20 This is obvious, because here will always have p B/A > p B/a. This implicit assumption seems to be the basis of the general practice of inferring causal propositions from correlational statements, but the assumption does not always have to be true, and it seems to be true only in rather rare situations.

21 See above: note 16. We have changed the symbols here in order to use symbols from the paper analyzed. Thus the effect is indicated by (y), the independent variable by (x) and the “test variable” by (t). (xt = 0) means that x and t are statistically independent, while (xt ≠ 0) means that between x and t there is a (positive or negative) correlation. The symbols (t;xy = 0) and (t;xy ≠ 0) refer to the existence or non existence of the partial correlation between x and y when t is held constant.
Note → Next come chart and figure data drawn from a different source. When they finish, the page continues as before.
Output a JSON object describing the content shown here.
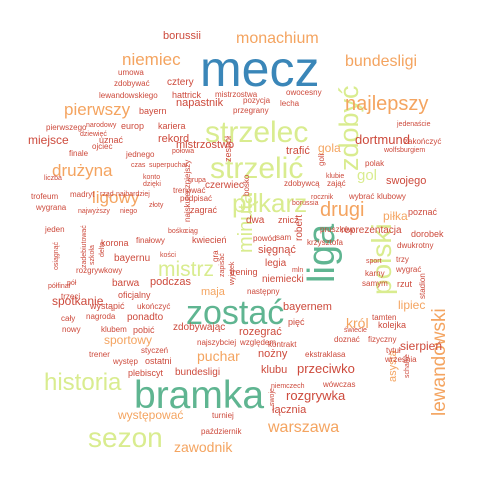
{
  "colors": {
    "orange": "#f4a460",
    "red": "#cd4a3c",
    "green": "#bcd97e",
    "teal": "#5fb591",
    "blue": "#3a86b8",
    "lightgreen": "#d9ec8f",
    "salmon": "#f08060"
  },
  "words": [
    {
      "text": "mecz",
      "color": "blue",
      "vertical": false
    },
    {
      "text": "bramka",
      "color": "teal",
      "vertical": false
    },
    {
      "text": "liga",
      "color": "teal",
      "vertical": true
    },
    {
      "text": "zostać",
      "color": "teal",
      "vertical": false
    },
    {
      "text": "strzelec",
      "color": "lightgreen",
      "vertical": false
    },
    {
      "text": "strzelić",
      "color": "lightgreen",
      "vertical": false
    },
    {
      "text": "polski",
      "color": "lightgreen",
      "vertical": true
    },
    {
      "text": "zdobyć",
      "color": "lightgreen",
      "vertical": true
    },
    {
      "text": "piłkarz",
      "color": "lightgreen",
      "vertical": false
    },
    {
      "text": "sezon",
      "color": "lightgreen",
      "vertical": false
    },
    {
      "text": "historia",
      "color": "lightgreen",
      "vertical": false
    },
    {
      "text": "mistrz",
      "color": "lightgreen",
      "vertical": false
    },
    {
      "text": "minuta",
      "color": "lightgreen",
      "vertical": true
    },
    {
      "text": "gol",
      "color": "lightgreen",
      "vertical": false
    },
    {
      "text": "lewandowski",
      "color": "orange",
      "vertical": true
    },
    {
      "text": "najlepszy",
      "color": "orange",
      "vertical": false
    },
    {
      "text": "drugi",
      "color": "orange",
      "vertical": false
    },
    {
      "text": "bundesligi",
      "color": "orange",
      "vertical": false
    },
    {
      "text": "monachium",
      "color": "orange",
      "vertical": false
    },
    {
      "text": "niemiec",
      "color": "orange",
      "vertical": false
    },
    {
      "text": "pierwszy",
      "color": "orange",
      "vertical": false
    },
    {
      "text": "ligowy",
      "color": "orange",
      "vertical": false
    },
    {
      "text": "drużyna",
      "color": "orange",
      "vertical": false
    },
    {
      "text": "warszawa",
      "color": "orange",
      "vertical": false
    },
    {
      "text": "zawodnik",
      "color": "orange",
      "vertical": false
    },
    {
      "text": "puchar",
      "color": "orange",
      "vertical": false
    },
    {
      "text": "król",
      "color": "orange",
      "vertical": false
    },
    {
      "text": "lipiec",
      "color": "orange",
      "vertical": false
    },
    {
      "text": "piłka",
      "color": "orange",
      "vertical": false
    },
    {
      "text": "sportowy",
      "color": "orange",
      "vertical": false
    },
    {
      "text": "występować",
      "color": "orange",
      "vertical": false
    },
    {
      "text": "maja",
      "color": "orange",
      "vertical": false
    },
    {
      "text": "gola",
      "color": "orange",
      "vertical": false
    },
    {
      "text": "asysta",
      "color": "orange",
      "vertical": true
    },
    {
      "text": "spotkanie",
      "color": "red",
      "vertical": false
    },
    {
      "text": "mistrzostwo",
      "color": "red",
      "vertical": false
    },
    {
      "text": "rozgrywka",
      "color": "red",
      "vertical": false
    },
    {
      "text": "dortmund",
      "color": "red",
      "vertical": false
    },
    {
      "text": "przeciwko",
      "color": "red",
      "vertical": false
    },
    {
      "text": "borussii",
      "color": "red",
      "vertical": false
    },
    {
      "text": "napastnik",
      "color": "red",
      "vertical": false
    },
    {
      "text": "miejsce",
      "color": "red",
      "vertical": false
    },
    {
      "text": "podczas",
      "color": "red",
      "vertical": false
    },
    {
      "text": "łącznia",
      "color": "red",
      "vertical": false
    },
    {
      "text": "klubu",
      "color": "red",
      "vertical": false
    },
    {
      "text": "trafić",
      "color": "red",
      "vertical": false
    },
    {
      "text": "swojego",
      "color": "red",
      "vertical": false
    },
    {
      "text": "bayernem",
      "color": "red",
      "vertical": false
    },
    {
      "text": "rekord",
      "color": "red",
      "vertical": false
    },
    {
      "text": "sierpień",
      "color": "red",
      "vertical": false
    },
    {
      "text": "kolejka",
      "color": "red",
      "vertical": false
    },
    {
      "text": "reprezentacja",
      "color": "red",
      "vertical": false
    },
    {
      "text": "zdobywając",
      "color": "red",
      "vertical": false
    },
    {
      "text": "ponadto",
      "color": "red",
      "vertical": false
    },
    {
      "text": "bayernu",
      "color": "red",
      "vertical": false
    },
    {
      "text": "barwa",
      "color": "red",
      "vertical": false
    },
    {
      "text": "oficjalny",
      "color": "red",
      "vertical": false
    },
    {
      "text": "pięć",
      "color": "red",
      "vertical": false
    },
    {
      "text": "bundesligi",
      "color": "red",
      "vertical": false
    },
    {
      "text": "cztery",
      "color": "red",
      "vertical": false
    },
    {
      "text": "bayern",
      "color": "red",
      "vertical": false
    },
    {
      "text": "hattrick",
      "color": "red",
      "vertical": false
    },
    {
      "text": "europ",
      "color": "red",
      "vertical": false
    },
    {
      "text": "kariera",
      "color": "red",
      "vertical": false
    },
    {
      "text": "uznać",
      "color": "red",
      "vertical": false
    },
    {
      "text": "jednego",
      "color": "red",
      "vertical": false
    },
    {
      "text": "finale",
      "color": "red",
      "vertical": false
    },
    {
      "text": "korona",
      "color": "red",
      "vertical": false
    },
    {
      "text": "czerwiec",
      "color": "red",
      "vertical": false
    },
    {
      "text": "legia",
      "color": "red",
      "vertical": false
    },
    {
      "text": "sięgnąć",
      "color": "red",
      "vertical": false
    },
    {
      "text": "niemiecki",
      "color": "red",
      "vertical": false
    },
    {
      "text": "robert",
      "color": "red",
      "vertical": true
    },
    {
      "text": "zagrać",
      "color": "red",
      "vertical": false
    },
    {
      "text": "kwiecień",
      "color": "red",
      "vertical": false
    },
    {
      "text": "trening",
      "color": "red",
      "vertical": false
    },
    {
      "text": "następny",
      "color": "red",
      "vertical": false
    },
    {
      "text": "rozegrać",
      "color": "red",
      "vertical": false
    },
    {
      "text": "nożny",
      "color": "red",
      "vertical": false
    },
    {
      "text": "kontrakt",
      "color": "red",
      "vertical": false
    },
    {
      "text": "ekstraklasa",
      "color": "red",
      "vertical": false
    },
    {
      "text": "wówczas",
      "color": "red",
      "vertical": false
    },
    {
      "text": "niemczech",
      "color": "red",
      "vertical": false
    },
    {
      "text": "turniej",
      "color": "red",
      "vertical": false
    },
    {
      "text": "październik",
      "color": "red",
      "vertical": false
    },
    {
      "text": "plebiscyt",
      "color": "red",
      "vertical": false
    },
    {
      "text": "ostatni",
      "color": "red",
      "vertical": false
    },
    {
      "text": "występ",
      "color": "red",
      "vertical": false
    },
    {
      "text": "trener",
      "color": "red",
      "vertical": false
    },
    {
      "text": "styczeń",
      "color": "red",
      "vertical": false
    },
    {
      "text": "pobić",
      "color": "red",
      "vertical": false
    },
    {
      "text": "klubem",
      "color": "red",
      "vertical": false
    },
    {
      "text": "nagroda",
      "color": "red",
      "vertical": false
    },
    {
      "text": "nowy",
      "color": "red",
      "vertical": false
    },
    {
      "text": "cały",
      "color": "red",
      "vertical": false
    },
    {
      "text": "wystąpić",
      "color": "red",
      "vertical": false
    },
    {
      "text": "ukończyć",
      "color": "red",
      "vertical": false
    },
    {
      "text": "rozgrywkowy",
      "color": "red",
      "vertical": false
    },
    {
      "text": "finałowy",
      "color": "red",
      "vertical": false
    },
    {
      "text": "jeden",
      "color": "red",
      "vertical": false
    },
    {
      "text": "wygrana",
      "color": "red",
      "vertical": false
    },
    {
      "text": "trofeum",
      "color": "red",
      "vertical": false
    },
    {
      "text": "madryt",
      "color": "red",
      "vertical": false
    },
    {
      "text": "liczba",
      "color": "red",
      "vertical": false
    },
    {
      "text": "pierwszego",
      "color": "red",
      "vertical": false
    },
    {
      "text": "narodowy",
      "color": "red",
      "vertical": false
    },
    {
      "text": "dziewięć",
      "color": "red",
      "vertical": false
    },
    {
      "text": "ojciec",
      "color": "red",
      "vertical": false
    },
    {
      "text": "umowa",
      "color": "red",
      "vertical": false
    },
    {
      "text": "zdobywać",
      "color": "red",
      "vertical": false
    },
    {
      "text": "lewandowskiego",
      "color": "red",
      "vertical": false
    },
    {
      "text": "mistrzostwa",
      "color": "red",
      "vertical": false
    },
    {
      "text": "pozycja",
      "color": "red",
      "vertical": false
    },
    {
      "text": "przegrany",
      "color": "red",
      "vertical": false
    },
    {
      "text": "lecha",
      "color": "red",
      "vertical": false
    },
    {
      "text": "owocesny",
      "color": "red",
      "vertical": false
    },
    {
      "text": "połowa",
      "color": "red",
      "vertical": false
    },
    {
      "text": "czas",
      "color": "red",
      "vertical": false
    },
    {
      "text": "superpuchar",
      "color": "red",
      "vertical": false
    },
    {
      "text": "dzięki",
      "color": "red",
      "vertical": false
    },
    {
      "text": "konto",
      "color": "red",
      "vertical": false
    },
    {
      "text": "rząd",
      "color": "red",
      "vertical": false
    },
    {
      "text": "najbardziej",
      "color": "red",
      "vertical": false
    },
    {
      "text": "złoty",
      "color": "red",
      "vertical": false
    },
    {
      "text": "niego",
      "color": "red",
      "vertical": false
    },
    {
      "text": "najwyższy",
      "color": "red",
      "vertical": false
    },
    {
      "text": "trenować",
      "color": "red",
      "vertical": false
    },
    {
      "text": "grupa",
      "color": "red",
      "vertical": false
    },
    {
      "text": "podpisać",
      "color": "red",
      "vertical": false
    },
    {
      "text": "dwa",
      "color": "red",
      "vertical": false
    },
    {
      "text": "znicz",
      "color": "red",
      "vertical": false
    },
    {
      "text": "powód",
      "color": "red",
      "vertical": false
    },
    {
      "text": "sam",
      "color": "red",
      "vertical": false
    },
    {
      "text": "krzysztofa",
      "color": "red",
      "vertical": false
    },
    {
      "text": "borussia",
      "color": "red",
      "vertical": false
    },
    {
      "text": "rocznik",
      "color": "red",
      "vertical": false
    },
    {
      "text": "zdobywcą",
      "color": "red",
      "vertical": false
    },
    {
      "text": "zająć",
      "color": "red",
      "vertical": false
    },
    {
      "text": "klubie",
      "color": "red",
      "vertical": false
    },
    {
      "text": "polak",
      "color": "red",
      "vertical": false
    },
    {
      "text": "zakończyć",
      "color": "red",
      "vertical": false
    },
    {
      "text": "wybrać",
      "color": "red",
      "vertical": false
    },
    {
      "text": "klubowy",
      "color": "red",
      "vertical": false
    },
    {
      "text": "poznać",
      "color": "red",
      "vertical": false
    },
    {
      "text": "dorobek",
      "color": "red",
      "vertical": false
    },
    {
      "text": "dwukrotny",
      "color": "red",
      "vertical": false
    },
    {
      "text": "trzy",
      "color": "red",
      "vertical": false
    },
    {
      "text": "wygrać",
      "color": "red",
      "vertical": false
    },
    {
      "text": "rzut",
      "color": "red",
      "vertical": false
    },
    {
      "text": "stadion",
      "color": "red",
      "vertical": true
    },
    {
      "text": "karny",
      "color": "red",
      "vertical": false
    },
    {
      "text": "samym",
      "color": "red",
      "vertical": false
    },
    {
      "text": "tamten",
      "color": "red",
      "vertical": false
    },
    {
      "text": "świecie",
      "color": "red",
      "vertical": false
    },
    {
      "text": "doznać",
      "color": "red",
      "vertical": false
    },
    {
      "text": "fizyczny",
      "color": "red",
      "vertical": false
    },
    {
      "text": "tytuł",
      "color": "red",
      "vertical": false
    },
    {
      "text": "września",
      "color": "red",
      "vertical": false
    },
    {
      "text": "schalke",
      "color": "red",
      "vertical": true
    },
    {
      "text": "najszybciej",
      "color": "red",
      "vertical": false
    },
    {
      "text": "względem",
      "color": "red",
      "vertical": false
    },
    {
      "text": "wolfsburgiem",
      "color": "red",
      "vertical": false
    },
    {
      "text": "jedenaście",
      "color": "red",
      "vertical": false
    },
    {
      "text": "pruszków",
      "color": "red",
      "vertical": false
    },
    {
      "text": "sport",
      "color": "red",
      "vertical": false
    },
    {
      "text": "mln",
      "color": "red",
      "vertical": false
    },
    {
      "text": "pół",
      "color": "red",
      "vertical": false
    },
    {
      "text": "półfinał",
      "color": "red",
      "vertical": false
    },
    {
      "text": "trzeci",
      "color": "red",
      "vertical": false
    },
    {
      "text": "bośko",
      "color": "red",
      "vertical": false
    },
    {
      "text": "ciąg",
      "color": "red",
      "vertical": false
    },
    {
      "text": "kości",
      "color": "red",
      "vertical": false
    },
    {
      "text": "gra",
      "color": "red",
      "vertical": true
    },
    {
      "text": "zapisać",
      "color": "red",
      "vertical": true
    },
    {
      "text": "wyjątek",
      "color": "red",
      "vertical": true
    },
    {
      "text": "zespół",
      "color": "red",
      "vertical": true
    },
    {
      "text": "najskuteczniejszy",
      "color": "red",
      "vertical": true
    },
    {
      "text": "zadebiutować",
      "color": "red",
      "vertical": true
    },
    {
      "text": "szkoła",
      "color": "red",
      "vertical": true
    },
    {
      "text": "osiągnąć",
      "color": "red",
      "vertical": true
    },
    {
      "text": "delta",
      "color": "red",
      "vertical": true
    },
    {
      "text": "swoje",
      "color": "red",
      "vertical": true
    },
    {
      "text": "bośko",
      "color": "red",
      "vertical": true
    },
    {
      "text": "goli",
      "color": "red",
      "vertical": true
    },
    {
      "text": "wynik",
      "color": "red",
      "vertical": true
    }
  ]
}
22 The following analysis is based on one assumption which is needed in order to avoid reduction ad infinitum although, (as we stated above) it does not always have to be true. The assumption concerns the relationships between the independent variable x and the test variable t: we assume namely that the mutual independence of x and t (tx = 0) is not a spurious independence but means that they are not related causally. We assume also that the correlation between t and x (tx ≠ 0) is not a spurious one but reflects their mutual causal connection. Of course, after finishing the three-variables (txy) analysis, the validity of these assumptions may be verified by applying another test variable (z) and then analyzing the relationships of the new set of variables, namely ztx.

23 See above: note 11.

24 Although this seems to be an artifical—i.e., purely logical possibility, relationships of this type were found, for example, in a recent survey on social attitudes of Warsaw students. It was found that the degree of anti-egalitarianism of students (y) is determined both by professional status of his family (t) and by the income of the family (x). We also found a strong correlation between t and x, which was fairly obvious because the profession of the father determined with high probability the income of the family. But when we introduced the scheme of partial correlation we found that the relationship x;ty did not disappear, nor did the relationship t;xy. Thus we were compelled to state that t determines y both directly and indirectly (by the intermediary of x). In substantive language, we found that the professional group of the family determines a student's egalitarianism both indirectly by determining his family's income and directly by being a student's reference group in this type of attitude.